La prise en charge de l’insuffisance cardiaque a beaucoup évolué ces dernières années. Une nouvelle classification sur base de la fraction d’éjection, avec l’ajout d’une catégorie « fraction d’éjection modérément réduite » (voir « + plus d’infos »), s’est de plus en plus imposée et l’arsenal thérapeutique s’est élargi. Les guidelines destinés aux spécialistes, comme les guidelines européens de l’ESC publiés en 2021, ont rapidement assimilé ces nouvelles perspectives dans leurs recommandations.
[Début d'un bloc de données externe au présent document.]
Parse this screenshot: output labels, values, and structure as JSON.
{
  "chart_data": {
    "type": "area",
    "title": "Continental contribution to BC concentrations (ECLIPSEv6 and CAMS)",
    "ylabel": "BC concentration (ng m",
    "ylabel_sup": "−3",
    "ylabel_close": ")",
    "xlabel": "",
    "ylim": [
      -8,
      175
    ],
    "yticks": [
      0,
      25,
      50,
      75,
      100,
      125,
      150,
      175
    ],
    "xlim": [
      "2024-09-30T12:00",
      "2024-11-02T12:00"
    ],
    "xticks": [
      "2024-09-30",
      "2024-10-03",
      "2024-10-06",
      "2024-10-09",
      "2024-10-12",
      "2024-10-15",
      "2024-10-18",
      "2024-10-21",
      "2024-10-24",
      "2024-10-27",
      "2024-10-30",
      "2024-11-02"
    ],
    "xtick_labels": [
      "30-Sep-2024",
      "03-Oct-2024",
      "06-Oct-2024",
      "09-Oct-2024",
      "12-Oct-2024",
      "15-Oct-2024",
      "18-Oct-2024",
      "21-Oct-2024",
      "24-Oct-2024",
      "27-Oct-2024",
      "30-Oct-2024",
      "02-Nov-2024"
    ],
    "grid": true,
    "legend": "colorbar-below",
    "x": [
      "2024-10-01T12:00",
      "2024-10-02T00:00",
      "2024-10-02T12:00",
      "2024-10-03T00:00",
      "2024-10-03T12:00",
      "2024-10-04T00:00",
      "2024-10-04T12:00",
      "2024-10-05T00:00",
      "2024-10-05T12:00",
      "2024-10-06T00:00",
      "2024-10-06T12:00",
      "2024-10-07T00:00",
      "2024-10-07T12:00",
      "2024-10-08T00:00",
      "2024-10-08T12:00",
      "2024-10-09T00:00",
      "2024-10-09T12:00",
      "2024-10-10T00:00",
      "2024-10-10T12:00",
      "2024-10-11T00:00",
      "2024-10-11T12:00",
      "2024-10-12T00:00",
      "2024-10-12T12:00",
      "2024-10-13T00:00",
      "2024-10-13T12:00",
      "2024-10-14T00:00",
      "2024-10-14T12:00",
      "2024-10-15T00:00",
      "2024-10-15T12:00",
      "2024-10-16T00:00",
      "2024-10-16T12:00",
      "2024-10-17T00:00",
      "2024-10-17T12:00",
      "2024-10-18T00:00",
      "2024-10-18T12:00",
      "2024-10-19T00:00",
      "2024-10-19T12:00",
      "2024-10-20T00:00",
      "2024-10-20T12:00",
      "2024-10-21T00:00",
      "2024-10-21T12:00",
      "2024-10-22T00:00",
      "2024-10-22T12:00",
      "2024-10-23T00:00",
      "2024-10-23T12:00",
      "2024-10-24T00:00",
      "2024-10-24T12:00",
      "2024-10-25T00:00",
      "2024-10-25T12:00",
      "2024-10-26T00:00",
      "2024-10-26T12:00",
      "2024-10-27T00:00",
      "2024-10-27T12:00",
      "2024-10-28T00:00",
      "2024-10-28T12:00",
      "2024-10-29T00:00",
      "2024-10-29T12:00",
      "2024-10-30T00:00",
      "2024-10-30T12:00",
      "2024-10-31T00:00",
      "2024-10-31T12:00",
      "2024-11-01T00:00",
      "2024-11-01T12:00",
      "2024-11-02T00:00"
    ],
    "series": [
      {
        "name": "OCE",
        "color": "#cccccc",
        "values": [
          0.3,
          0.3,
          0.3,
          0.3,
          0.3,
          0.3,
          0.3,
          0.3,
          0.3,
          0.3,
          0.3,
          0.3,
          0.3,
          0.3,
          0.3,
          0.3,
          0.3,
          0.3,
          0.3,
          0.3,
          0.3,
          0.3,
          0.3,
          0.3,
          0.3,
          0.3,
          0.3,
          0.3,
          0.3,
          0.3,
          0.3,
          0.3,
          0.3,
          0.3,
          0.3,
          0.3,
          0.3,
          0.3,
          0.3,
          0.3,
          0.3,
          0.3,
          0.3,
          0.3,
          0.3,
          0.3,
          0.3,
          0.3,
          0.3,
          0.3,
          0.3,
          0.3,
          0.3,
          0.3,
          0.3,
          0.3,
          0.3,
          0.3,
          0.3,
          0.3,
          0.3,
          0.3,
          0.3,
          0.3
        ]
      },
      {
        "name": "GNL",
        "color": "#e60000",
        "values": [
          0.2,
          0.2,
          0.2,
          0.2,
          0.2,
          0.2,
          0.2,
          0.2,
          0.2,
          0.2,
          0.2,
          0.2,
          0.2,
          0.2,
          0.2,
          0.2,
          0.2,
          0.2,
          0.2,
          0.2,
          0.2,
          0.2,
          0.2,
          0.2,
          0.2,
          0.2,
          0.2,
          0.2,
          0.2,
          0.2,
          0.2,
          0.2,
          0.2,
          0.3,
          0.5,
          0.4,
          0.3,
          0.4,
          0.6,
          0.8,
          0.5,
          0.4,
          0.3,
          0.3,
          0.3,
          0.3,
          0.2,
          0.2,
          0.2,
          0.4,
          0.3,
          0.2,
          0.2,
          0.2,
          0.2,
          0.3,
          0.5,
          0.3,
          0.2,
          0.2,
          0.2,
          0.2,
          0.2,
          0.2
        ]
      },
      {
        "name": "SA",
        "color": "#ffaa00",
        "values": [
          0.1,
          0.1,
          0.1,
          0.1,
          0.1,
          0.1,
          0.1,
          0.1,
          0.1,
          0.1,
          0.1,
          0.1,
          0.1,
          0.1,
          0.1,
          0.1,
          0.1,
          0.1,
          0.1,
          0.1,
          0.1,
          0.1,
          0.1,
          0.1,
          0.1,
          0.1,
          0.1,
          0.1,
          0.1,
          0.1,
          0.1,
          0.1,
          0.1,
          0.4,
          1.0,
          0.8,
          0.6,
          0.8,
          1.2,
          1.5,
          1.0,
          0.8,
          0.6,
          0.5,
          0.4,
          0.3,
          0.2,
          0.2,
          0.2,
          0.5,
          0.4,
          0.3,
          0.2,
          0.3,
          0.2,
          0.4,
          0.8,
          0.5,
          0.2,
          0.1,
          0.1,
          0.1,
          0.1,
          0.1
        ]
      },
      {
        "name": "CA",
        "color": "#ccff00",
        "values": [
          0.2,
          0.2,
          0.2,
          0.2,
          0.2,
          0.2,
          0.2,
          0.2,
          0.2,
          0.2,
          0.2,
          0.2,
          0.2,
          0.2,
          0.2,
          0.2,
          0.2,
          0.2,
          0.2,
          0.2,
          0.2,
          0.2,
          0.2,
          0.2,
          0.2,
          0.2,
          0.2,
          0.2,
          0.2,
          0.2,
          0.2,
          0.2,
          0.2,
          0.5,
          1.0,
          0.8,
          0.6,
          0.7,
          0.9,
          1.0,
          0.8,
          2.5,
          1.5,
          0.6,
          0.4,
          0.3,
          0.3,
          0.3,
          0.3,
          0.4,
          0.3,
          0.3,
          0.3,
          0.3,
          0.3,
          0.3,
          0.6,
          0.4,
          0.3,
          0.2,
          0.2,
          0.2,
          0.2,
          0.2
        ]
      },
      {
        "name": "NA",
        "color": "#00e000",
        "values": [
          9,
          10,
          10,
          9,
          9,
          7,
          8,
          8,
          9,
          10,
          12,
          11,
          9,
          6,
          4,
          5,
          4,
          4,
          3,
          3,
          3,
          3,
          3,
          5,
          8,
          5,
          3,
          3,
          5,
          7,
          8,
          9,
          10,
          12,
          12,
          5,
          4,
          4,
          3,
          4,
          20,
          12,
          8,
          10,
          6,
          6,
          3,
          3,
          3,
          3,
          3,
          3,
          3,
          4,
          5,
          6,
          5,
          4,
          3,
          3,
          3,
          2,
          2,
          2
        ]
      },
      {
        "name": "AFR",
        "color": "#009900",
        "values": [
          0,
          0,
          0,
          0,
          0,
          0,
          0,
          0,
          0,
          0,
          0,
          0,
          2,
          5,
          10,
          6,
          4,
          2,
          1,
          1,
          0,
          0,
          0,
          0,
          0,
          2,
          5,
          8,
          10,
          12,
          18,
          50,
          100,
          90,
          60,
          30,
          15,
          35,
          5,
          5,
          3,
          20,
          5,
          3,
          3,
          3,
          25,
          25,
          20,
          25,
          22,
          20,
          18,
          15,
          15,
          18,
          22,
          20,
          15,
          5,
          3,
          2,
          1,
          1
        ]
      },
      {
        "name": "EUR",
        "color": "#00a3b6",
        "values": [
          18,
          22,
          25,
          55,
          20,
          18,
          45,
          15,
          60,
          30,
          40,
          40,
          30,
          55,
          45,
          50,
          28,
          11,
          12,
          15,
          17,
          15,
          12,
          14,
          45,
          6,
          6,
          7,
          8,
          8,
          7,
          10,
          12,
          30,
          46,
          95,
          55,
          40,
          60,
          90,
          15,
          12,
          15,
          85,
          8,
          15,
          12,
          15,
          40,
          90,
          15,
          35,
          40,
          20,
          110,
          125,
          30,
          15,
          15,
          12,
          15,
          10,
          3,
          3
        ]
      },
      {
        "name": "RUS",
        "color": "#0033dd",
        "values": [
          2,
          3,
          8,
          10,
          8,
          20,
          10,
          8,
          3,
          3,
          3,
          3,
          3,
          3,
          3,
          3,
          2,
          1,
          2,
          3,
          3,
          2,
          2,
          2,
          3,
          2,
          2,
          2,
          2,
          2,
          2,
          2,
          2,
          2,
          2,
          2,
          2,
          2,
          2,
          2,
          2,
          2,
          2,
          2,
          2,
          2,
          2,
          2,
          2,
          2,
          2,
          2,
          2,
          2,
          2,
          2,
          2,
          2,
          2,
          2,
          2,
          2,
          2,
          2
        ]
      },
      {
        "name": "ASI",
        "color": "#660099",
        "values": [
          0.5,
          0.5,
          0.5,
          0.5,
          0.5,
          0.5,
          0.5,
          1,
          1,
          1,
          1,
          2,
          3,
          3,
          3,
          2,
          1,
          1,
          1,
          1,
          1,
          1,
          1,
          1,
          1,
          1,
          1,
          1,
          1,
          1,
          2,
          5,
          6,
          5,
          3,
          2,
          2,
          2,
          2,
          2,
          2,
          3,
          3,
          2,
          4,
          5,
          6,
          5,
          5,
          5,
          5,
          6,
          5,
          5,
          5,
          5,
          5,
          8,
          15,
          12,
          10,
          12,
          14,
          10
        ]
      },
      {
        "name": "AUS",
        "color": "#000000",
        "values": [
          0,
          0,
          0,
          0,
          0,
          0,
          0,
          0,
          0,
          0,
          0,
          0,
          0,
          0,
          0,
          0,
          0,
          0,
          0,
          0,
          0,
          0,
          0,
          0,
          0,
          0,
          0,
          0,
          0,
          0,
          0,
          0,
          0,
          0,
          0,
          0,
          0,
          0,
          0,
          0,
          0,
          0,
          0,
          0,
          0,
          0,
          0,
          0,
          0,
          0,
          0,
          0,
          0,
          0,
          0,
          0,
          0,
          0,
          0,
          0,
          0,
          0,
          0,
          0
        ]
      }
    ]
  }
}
Suivis, dernièrement, par une mise à jour des guidelines de première ligne belge (WOREL, été 2024), néerlandais (NHG, automne 2024) et anglais (NICE, été 2025).
Classification de l’insuffisance cardiaque :
- Insuffisance cardiaque à fraction d’éjection réduite (« reduced EF« : HFrEF): fraction d’éjection ≤ 40%
- Insuffisance cardiaque à fraction d’éjection modérément réduite (« mildly reduced EF« : HFmrEF): fraction d’éjection comprise entre 41 et 49%
- Insuffisance cardiaque à fraction d’éjection préservée (« preserved EF« : HFpEF): fraction d’éjection ≥ 50%
La prévalence de l’insuffisance cardiaque chez l’adulte est d’environ 1-2%. 60% de ces patients ont une insuffisance cardiaque à fraction d’éjection réduite; 24%, une insuffisance cardiaque à fraction d’éjection modérément réduite; et 16%, une insuffisance cardiaque à fraction d’éjection préservée.
Dans le présent article, nous nous limitons à résumer le traitement de fond médicamenteux de l’insuffisance cardiaque, en proposant quelques remarques à ce sujet. Nous renvoyons le lecteur intéressé aux textes des guidelines respectifs pour plus d’informations, notamment sur la prise en charge non médicamenteuse ou encore sur les fondements scientifiques à l’origine de ces recommandations.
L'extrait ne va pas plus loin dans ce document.